NHL writers, statisticians, and even professional NHL managements staffs have taken a liking to these advanced stats to the point of even signing players to salaries based on the potential maximum output a player has. But, these are anticipatory measure that could potentially determine the outcome of a players contributions and team metrics. Not, the outcome itself.

The outcome of a game, like the 2008 financial crisis, can come out of nowhere. It may be unlikely that a team being outscored 3-0 in the first period wins the game, but there has sure-as-shit been comebacks that defy these statistical odds.

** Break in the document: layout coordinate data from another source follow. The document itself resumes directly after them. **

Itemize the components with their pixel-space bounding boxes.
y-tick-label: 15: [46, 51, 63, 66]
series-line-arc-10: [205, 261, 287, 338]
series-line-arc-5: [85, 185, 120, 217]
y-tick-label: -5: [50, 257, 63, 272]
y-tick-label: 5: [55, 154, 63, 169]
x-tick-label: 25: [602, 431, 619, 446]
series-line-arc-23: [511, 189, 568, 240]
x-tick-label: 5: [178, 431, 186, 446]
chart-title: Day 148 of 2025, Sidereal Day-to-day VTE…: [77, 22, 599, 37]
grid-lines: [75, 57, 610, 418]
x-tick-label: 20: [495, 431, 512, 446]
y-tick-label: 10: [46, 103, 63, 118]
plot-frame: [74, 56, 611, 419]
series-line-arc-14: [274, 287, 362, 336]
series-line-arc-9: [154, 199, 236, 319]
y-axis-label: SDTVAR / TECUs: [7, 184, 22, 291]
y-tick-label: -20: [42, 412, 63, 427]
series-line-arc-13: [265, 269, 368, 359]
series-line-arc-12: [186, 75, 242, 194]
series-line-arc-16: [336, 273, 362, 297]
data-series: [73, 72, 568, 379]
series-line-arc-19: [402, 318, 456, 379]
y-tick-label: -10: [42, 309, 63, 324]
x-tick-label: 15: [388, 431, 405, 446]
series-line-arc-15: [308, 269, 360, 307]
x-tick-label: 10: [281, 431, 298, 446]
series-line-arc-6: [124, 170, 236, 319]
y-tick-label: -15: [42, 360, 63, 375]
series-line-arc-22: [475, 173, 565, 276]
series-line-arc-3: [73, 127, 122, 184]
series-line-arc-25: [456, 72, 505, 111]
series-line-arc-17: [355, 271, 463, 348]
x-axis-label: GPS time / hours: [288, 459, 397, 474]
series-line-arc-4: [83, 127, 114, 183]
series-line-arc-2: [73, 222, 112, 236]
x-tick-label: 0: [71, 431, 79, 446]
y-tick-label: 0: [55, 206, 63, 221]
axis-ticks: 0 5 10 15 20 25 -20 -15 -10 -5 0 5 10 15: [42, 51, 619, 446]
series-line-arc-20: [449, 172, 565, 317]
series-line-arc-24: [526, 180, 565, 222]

Plus, some comebacks are far more memorable than some team successfully dumping and chasing the puck while driving puck possession.

Fancy stats are that: fancy. They are a way for pundits who never played the game professionally to separate themselves from other fans and writers in order to be cooler or more respected even though there are other (and maybe even better) ways to analyze the game.

You can still enjoy the game without knowing what corsi or fenwick means and without having to do the same marked scatter chart I would do in general Biology during my ten-year tenure at community college.

Have a drink, eat some shitty food, and yell at the screen while watching the game because advanced statistics are like clicking on a pornographic thumbnail only to find no money shots, or studying surf reports to only sit out and tread water, or believing that bigfoot is real.